While there is still no legal obligation under Irish law for employers to recognise a trade union, or to engage in collective bargaining, there are options available to groups of workers seeking improvements to their terms and conditions of employment. There are reports that the pilots who are currently in dispute with Ryanair may be moving to establish an unofficial trade union. They are clearly unhappy with their terms and conditions, but this is also a reflection of dissatisfaction with the level of engagement by management with the employee representative councils ("ERC's") in the organisation. 
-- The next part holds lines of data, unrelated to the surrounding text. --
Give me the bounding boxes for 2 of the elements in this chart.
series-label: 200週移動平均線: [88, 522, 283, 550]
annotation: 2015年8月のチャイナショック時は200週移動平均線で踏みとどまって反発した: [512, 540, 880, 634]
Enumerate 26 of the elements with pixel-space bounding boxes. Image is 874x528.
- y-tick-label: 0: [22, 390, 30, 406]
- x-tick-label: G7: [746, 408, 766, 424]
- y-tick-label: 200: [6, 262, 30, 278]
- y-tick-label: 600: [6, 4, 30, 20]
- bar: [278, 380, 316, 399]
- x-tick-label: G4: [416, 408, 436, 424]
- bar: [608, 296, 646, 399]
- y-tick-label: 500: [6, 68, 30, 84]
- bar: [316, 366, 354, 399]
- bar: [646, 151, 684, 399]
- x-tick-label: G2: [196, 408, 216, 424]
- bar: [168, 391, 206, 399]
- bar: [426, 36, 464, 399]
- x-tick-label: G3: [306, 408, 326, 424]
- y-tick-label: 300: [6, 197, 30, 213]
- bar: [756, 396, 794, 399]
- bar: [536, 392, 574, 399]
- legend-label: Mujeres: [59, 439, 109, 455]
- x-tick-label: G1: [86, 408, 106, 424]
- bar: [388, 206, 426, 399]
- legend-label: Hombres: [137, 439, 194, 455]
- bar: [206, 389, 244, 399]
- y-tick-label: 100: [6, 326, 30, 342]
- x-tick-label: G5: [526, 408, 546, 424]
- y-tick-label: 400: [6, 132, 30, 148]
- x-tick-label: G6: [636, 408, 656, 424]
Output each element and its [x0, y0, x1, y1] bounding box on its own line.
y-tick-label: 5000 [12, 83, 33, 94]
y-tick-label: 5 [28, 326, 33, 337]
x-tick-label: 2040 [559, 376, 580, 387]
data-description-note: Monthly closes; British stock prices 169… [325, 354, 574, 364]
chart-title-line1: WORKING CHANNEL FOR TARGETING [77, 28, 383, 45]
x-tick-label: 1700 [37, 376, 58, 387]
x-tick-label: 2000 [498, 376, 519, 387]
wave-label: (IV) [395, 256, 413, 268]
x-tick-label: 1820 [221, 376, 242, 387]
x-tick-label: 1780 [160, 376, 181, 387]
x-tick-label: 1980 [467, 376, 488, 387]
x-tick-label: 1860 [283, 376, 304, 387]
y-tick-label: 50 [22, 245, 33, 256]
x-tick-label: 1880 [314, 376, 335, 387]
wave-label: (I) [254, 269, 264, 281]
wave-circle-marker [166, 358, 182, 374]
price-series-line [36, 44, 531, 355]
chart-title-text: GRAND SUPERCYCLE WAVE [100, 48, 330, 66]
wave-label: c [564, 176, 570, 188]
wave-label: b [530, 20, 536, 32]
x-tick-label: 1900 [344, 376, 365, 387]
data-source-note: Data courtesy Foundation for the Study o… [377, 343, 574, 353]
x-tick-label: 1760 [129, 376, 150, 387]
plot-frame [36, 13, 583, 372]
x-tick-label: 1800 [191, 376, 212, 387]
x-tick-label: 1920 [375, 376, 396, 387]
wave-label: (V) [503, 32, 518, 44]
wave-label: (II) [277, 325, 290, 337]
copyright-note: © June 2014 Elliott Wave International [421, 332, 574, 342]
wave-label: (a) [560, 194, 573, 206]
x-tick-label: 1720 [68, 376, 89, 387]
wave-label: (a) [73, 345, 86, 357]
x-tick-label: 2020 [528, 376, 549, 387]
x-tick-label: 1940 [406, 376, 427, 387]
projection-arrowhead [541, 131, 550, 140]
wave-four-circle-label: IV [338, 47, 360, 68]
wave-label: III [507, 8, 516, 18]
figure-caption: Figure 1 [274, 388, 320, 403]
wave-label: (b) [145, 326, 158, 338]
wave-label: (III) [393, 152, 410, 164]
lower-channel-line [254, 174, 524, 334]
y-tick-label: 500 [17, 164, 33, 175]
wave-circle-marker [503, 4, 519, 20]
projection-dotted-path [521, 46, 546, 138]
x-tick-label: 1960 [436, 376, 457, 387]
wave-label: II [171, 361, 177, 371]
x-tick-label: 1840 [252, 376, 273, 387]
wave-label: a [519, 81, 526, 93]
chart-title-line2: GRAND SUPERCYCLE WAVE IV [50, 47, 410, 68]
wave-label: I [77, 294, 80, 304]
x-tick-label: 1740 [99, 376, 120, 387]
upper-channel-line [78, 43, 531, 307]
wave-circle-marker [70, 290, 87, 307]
These ERC's in Ryanair were established to show the presence of a "suitable mechanism for negotiation with employee representatives" and thereby avoid another application to the Labour Court for a mandatory determination on terms and conditions of employment.  The former process to apply for this type of direction was successfully challenged by Ryanair in the Supreme Court in 2007, so the Industrial Relations legislation was updated in 2015, to include a statutory definition of collective bargaining.  Now, an employer will have to show that its arrangements meet this definition, but if it cannot, it is potentially exposed to a Labour Court application for a legally binding determination in respect of terms and conditions of employment.  

Any employers who do not engage in collective bargaining can avoid this type of issue (and the ancillary operational/PR issues that ensue) by ensuring that their offering in respect of terms and conditions of employment are substantially in line with those on offer in their industry/sector.